Davide Bonacini
Da lontano le maree verderame lucidavano
L’oro carico di frutti dalla buccia sottile
Fra le braccia di flutti spumosi del re dei giovani oceani.
Ce ne stavamo in disparte a pascolare formiche e cicale
E le onde sciacquavano le ombre che ci tenevano
Legati in sudari impauriti e muti,corpi svenduti
Ad alghe salate e putrescenti.
Non era il colore avido e ribollente
Del cielo mare dal ventre gravido di stelle soli.
Noi sempre soli abbracciavamo le messi
Di grano nero di silenzio scostante.
Le nostre montagne bevevano neve nutrimento accecato
Di bianco senza meta.
Noi,metà seta e metà tela grezza di canapa rattorta.
Noi,da pagine di cellulosa di candido carminio venate.
Noi,che rivoltammo l’estate in grumi nodosi di gelo.
Noi,dai veli sfrangiati,impudicamente svelati e mai salvati.
Noi,dalle ombre oblique di granchio a cacciare parole in fuga sudata.
Noi,che da lassù non verdeggiava affatto la brulla vallata
Noi, la strada di sale da solcare a piedi nudi,serpe di polvere contorta.
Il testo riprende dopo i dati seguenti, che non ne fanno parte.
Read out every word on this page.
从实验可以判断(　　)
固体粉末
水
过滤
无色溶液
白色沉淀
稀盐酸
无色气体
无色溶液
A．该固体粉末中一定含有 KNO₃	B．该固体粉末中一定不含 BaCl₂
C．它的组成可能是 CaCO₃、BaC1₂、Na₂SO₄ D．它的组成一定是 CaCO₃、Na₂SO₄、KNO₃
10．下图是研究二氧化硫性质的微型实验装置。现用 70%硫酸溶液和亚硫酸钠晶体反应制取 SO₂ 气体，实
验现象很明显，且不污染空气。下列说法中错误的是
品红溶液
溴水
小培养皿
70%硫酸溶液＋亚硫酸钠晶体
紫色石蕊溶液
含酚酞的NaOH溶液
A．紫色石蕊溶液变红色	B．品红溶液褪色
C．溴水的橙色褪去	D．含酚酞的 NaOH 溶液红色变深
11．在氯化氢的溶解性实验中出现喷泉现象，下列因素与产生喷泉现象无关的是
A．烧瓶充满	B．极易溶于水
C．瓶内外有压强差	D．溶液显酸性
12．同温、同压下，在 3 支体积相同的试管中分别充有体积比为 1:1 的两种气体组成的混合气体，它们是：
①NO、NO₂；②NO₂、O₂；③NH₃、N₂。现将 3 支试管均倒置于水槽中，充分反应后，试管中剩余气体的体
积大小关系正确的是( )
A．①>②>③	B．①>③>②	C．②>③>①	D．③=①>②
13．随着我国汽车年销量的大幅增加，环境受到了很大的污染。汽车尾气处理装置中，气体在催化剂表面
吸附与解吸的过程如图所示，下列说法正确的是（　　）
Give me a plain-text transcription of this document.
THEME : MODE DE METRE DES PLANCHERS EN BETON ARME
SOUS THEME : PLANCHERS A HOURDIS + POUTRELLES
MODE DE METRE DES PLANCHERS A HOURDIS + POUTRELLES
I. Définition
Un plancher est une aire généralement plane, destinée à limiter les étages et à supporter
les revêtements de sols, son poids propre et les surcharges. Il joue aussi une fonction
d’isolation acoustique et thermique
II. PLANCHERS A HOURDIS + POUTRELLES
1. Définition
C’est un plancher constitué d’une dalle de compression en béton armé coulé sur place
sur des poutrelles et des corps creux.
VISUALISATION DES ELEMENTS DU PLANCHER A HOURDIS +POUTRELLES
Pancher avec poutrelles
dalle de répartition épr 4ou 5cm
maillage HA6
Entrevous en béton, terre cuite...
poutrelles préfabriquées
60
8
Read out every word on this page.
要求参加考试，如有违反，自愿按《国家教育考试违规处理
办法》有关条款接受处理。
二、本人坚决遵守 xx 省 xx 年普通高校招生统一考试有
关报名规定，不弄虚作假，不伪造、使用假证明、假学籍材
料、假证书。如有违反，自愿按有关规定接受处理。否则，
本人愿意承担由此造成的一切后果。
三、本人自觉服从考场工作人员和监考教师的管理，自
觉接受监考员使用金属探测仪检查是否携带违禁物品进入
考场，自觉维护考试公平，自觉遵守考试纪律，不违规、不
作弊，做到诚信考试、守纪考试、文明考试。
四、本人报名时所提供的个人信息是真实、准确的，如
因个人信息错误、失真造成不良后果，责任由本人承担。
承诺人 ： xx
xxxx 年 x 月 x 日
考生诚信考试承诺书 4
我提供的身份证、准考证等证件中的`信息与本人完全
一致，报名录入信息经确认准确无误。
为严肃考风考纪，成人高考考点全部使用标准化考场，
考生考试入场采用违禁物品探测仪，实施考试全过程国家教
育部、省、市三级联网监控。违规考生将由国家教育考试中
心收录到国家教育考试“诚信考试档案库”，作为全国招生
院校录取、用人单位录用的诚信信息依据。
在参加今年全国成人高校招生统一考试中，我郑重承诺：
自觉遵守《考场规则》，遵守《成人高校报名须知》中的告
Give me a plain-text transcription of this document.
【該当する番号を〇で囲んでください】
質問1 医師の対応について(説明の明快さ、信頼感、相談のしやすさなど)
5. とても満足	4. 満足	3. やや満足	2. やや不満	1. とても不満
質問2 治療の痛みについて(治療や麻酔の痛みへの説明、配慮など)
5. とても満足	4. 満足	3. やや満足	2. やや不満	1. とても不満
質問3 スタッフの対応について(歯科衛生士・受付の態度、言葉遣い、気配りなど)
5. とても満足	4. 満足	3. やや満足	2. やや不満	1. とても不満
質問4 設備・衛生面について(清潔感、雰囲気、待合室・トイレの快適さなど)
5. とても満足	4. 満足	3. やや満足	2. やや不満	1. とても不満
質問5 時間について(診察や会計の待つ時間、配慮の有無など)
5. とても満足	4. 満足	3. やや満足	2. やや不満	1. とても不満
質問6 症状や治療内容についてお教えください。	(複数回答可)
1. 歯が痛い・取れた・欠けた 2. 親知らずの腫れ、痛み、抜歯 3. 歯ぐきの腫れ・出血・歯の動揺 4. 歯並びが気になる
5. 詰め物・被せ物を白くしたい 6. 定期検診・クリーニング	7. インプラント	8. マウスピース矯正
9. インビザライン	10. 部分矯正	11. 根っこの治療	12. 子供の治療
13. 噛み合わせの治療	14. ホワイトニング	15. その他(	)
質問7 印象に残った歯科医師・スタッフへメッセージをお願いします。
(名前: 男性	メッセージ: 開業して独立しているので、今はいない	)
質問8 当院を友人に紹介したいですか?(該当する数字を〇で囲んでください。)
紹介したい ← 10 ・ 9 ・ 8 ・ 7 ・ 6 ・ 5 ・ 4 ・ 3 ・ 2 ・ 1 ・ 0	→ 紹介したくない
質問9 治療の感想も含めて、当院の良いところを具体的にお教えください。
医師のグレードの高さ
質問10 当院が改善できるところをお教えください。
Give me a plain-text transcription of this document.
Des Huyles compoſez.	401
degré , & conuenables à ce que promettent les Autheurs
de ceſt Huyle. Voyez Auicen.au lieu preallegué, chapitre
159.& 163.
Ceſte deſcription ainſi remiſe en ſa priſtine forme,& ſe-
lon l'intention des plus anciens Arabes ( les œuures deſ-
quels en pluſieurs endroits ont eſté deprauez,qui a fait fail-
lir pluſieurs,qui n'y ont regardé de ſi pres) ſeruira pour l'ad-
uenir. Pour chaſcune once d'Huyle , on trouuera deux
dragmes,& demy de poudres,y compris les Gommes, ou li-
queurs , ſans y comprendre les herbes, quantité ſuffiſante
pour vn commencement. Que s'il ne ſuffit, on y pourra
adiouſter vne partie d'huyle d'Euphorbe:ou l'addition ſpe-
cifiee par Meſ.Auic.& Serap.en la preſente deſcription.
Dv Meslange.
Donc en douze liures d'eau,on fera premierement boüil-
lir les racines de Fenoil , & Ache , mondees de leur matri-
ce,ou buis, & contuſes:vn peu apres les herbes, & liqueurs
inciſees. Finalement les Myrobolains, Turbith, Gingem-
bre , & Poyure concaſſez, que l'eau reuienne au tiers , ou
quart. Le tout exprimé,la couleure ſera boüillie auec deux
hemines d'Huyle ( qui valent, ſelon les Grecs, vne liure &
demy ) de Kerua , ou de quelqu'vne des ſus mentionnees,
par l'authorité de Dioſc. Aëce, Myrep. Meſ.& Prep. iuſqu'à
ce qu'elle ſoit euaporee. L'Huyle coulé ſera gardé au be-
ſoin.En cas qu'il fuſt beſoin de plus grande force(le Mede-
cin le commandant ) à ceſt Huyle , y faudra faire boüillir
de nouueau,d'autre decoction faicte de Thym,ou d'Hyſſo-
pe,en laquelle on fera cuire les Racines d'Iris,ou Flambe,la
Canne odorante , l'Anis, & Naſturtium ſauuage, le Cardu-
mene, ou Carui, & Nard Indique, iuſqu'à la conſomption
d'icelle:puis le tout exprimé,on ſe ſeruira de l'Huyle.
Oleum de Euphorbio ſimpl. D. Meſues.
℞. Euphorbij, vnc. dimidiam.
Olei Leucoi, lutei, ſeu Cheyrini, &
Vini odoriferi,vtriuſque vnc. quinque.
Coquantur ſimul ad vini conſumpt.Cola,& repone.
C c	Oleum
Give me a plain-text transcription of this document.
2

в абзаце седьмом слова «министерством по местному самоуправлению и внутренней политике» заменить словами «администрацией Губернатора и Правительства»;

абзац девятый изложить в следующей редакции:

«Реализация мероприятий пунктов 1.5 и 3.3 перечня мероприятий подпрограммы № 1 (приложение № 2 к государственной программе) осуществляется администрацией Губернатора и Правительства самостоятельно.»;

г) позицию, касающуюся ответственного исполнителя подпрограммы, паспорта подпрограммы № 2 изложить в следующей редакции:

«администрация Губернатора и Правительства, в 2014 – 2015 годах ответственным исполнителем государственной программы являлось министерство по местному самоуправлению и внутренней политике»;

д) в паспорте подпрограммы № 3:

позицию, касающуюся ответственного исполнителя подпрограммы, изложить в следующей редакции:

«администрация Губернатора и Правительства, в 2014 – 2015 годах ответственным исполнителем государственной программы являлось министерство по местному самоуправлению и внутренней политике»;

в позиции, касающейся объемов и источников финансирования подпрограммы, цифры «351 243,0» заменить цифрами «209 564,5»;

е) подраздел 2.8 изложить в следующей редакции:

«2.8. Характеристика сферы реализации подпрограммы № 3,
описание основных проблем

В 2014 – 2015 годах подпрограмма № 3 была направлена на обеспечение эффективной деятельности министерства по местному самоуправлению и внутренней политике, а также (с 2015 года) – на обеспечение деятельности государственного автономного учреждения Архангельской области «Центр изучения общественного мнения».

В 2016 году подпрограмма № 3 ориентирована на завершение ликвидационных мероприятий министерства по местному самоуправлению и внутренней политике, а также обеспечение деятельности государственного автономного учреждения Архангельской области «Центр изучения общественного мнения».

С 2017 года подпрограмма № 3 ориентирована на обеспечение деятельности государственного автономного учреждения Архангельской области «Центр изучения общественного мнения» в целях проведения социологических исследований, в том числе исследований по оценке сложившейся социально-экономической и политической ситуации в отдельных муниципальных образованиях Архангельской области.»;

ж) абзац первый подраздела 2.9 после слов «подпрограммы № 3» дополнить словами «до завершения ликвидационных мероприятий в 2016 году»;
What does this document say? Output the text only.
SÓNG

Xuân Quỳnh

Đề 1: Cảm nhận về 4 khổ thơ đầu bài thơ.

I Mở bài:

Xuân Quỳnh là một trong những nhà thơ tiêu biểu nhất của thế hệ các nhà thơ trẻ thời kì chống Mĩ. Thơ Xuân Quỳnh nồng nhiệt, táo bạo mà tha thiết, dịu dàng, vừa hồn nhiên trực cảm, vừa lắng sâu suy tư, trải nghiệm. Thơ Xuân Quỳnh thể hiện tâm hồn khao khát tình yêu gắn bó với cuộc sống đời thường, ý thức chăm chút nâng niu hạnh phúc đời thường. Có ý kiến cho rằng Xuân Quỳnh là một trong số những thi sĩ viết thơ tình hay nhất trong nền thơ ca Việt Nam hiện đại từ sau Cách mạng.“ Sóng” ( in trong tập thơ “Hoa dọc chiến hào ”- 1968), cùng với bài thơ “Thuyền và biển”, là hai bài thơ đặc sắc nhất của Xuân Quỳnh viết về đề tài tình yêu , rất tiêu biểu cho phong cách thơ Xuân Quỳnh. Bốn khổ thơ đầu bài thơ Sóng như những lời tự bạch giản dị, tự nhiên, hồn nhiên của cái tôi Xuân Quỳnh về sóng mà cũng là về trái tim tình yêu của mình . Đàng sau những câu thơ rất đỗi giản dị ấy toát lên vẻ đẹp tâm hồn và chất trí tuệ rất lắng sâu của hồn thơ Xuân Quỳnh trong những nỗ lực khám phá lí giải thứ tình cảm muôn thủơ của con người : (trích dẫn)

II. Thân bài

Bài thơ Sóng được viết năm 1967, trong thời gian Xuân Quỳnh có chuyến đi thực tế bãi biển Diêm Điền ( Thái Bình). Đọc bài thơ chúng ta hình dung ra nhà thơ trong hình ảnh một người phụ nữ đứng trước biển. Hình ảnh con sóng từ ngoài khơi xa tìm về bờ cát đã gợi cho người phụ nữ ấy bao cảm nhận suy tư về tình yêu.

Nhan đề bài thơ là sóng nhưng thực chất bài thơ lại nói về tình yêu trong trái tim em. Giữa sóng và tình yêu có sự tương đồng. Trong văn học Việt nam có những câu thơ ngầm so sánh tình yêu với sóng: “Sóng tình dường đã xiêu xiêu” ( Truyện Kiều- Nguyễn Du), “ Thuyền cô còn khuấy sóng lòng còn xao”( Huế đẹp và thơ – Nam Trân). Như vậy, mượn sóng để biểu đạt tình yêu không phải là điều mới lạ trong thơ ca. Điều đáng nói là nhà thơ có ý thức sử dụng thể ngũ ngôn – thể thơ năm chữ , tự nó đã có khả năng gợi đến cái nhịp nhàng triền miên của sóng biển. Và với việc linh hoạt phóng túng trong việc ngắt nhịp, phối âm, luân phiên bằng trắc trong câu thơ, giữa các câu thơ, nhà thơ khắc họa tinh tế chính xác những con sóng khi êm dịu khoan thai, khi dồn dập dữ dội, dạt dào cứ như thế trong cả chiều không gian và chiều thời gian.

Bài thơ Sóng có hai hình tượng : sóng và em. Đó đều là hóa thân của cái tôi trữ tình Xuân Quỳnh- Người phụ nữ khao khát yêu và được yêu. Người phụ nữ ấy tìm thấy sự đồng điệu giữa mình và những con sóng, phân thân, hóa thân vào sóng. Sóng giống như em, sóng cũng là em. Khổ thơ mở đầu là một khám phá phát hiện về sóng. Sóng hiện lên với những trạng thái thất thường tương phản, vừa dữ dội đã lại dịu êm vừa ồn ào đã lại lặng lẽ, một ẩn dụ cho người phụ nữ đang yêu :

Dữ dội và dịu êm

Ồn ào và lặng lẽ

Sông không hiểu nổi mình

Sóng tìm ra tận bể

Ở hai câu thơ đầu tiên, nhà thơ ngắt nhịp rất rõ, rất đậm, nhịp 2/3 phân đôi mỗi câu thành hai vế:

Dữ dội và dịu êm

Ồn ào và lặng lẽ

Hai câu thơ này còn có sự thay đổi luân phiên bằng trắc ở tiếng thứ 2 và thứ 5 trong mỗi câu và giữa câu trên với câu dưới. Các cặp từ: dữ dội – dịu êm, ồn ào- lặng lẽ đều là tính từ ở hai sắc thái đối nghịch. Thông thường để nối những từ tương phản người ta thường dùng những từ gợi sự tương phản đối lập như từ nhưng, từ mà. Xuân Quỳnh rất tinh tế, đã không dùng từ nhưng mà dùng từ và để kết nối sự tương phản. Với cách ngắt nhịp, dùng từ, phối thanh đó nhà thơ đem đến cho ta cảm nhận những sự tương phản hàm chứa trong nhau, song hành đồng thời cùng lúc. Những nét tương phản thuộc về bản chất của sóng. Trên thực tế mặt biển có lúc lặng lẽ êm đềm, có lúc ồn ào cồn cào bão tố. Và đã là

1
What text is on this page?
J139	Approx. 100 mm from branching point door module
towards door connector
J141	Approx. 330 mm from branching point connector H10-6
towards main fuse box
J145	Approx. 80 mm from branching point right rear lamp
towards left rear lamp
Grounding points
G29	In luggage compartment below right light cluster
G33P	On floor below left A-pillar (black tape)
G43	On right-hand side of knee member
Noi,oltre la porta su vestiboli di marmo e carta.
Noi,nere pupille intrecciate.
Noi sfiniti,ebbri di calici di vino rosso e fiele.
Noi, annegati nel miele.
Noi, prima del poi ancora eroi cavalieri d’amore.
E si tuffò il mare dalla scogliera nel segno solcato
D’alba stinta in sera lattea di nebbia ingoiata.
Noi, amata notte incatramata e disarmata.